EzekielRaiden
Follower of the Way
I mean, most canned adventure paths are either linear or very close to it, and I can absolutely say that I have experienced (and been told of such that others have experienced) adventures that either were straight-up linear, or were so close as to not meaningfully matter.I'm only describing using your definitions what others mean by 'linear adventure'. I think @Scott Christian nailed it with his story board picture he posted a few pages back.
I'd suggest that linear adventures don't actually exist (as in no one plays one) with your very narrow definition here. I'm not sure why you've defining 'linear adventure' so narrowly that no one can be said to actually play one.
Illusionism is often used to disguise linearity, for example. The players are presented with something that seems to be a choice or an open-ended question, but in reality there is only one outcome.
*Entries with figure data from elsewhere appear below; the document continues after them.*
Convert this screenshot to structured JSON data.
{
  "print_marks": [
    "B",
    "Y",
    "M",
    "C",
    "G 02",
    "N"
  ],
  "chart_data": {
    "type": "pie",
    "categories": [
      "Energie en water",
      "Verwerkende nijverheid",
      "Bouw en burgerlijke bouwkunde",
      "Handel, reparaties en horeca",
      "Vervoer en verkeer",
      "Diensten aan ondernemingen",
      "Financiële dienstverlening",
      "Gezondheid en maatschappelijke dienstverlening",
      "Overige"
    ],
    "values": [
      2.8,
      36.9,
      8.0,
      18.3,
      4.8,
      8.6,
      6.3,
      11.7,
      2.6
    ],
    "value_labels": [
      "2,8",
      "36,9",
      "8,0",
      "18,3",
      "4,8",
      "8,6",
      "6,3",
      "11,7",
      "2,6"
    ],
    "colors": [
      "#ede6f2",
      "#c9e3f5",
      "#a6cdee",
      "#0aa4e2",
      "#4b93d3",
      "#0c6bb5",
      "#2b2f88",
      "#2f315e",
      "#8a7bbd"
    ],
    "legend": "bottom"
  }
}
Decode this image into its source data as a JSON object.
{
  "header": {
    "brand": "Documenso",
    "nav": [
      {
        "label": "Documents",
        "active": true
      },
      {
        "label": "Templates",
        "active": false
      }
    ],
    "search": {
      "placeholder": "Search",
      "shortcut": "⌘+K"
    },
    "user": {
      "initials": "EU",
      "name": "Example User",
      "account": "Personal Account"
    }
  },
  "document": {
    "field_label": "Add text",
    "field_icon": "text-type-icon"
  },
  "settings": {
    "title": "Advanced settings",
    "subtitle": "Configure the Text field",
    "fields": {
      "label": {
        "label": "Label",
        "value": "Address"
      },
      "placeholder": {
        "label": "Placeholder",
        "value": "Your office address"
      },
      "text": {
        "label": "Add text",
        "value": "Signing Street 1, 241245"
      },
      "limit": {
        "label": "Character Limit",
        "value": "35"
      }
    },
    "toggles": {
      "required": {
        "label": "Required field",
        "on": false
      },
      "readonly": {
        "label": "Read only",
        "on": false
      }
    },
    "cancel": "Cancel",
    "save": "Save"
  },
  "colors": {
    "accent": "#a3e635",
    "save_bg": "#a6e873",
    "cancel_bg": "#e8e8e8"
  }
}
The fictitious selection (in the trivial example, "road forks, but DM knows that the haunted mansion will be on whichever path the players take") gives the appearance of nonlinearity, without having to do any of the work involved in actually making a nonlinear adventure. Dragonlance was somewhat notorious for being particularly linear as I recall. Similarly, many computer games have truly, completely linear stories. Some of them are quite good stories, but they are linear nonetheless.
In a thread about illusionism from several months back, a poster very explicitly said that becoming a DM means losing the ability to pretend that your choices actually matter. You've seen behind the illusion and can no longer go back to unquestioning belief in your freedom to direct the game, because the DM is (they seemed to be arguing) inherently an illusionist. Pulling the players along through their pre-written story, merely using stagecraft and theatrics to make players believe they're actually making choices. Obviously I don't share their views, but you couldn't have such a poster if no adventures were ever linear.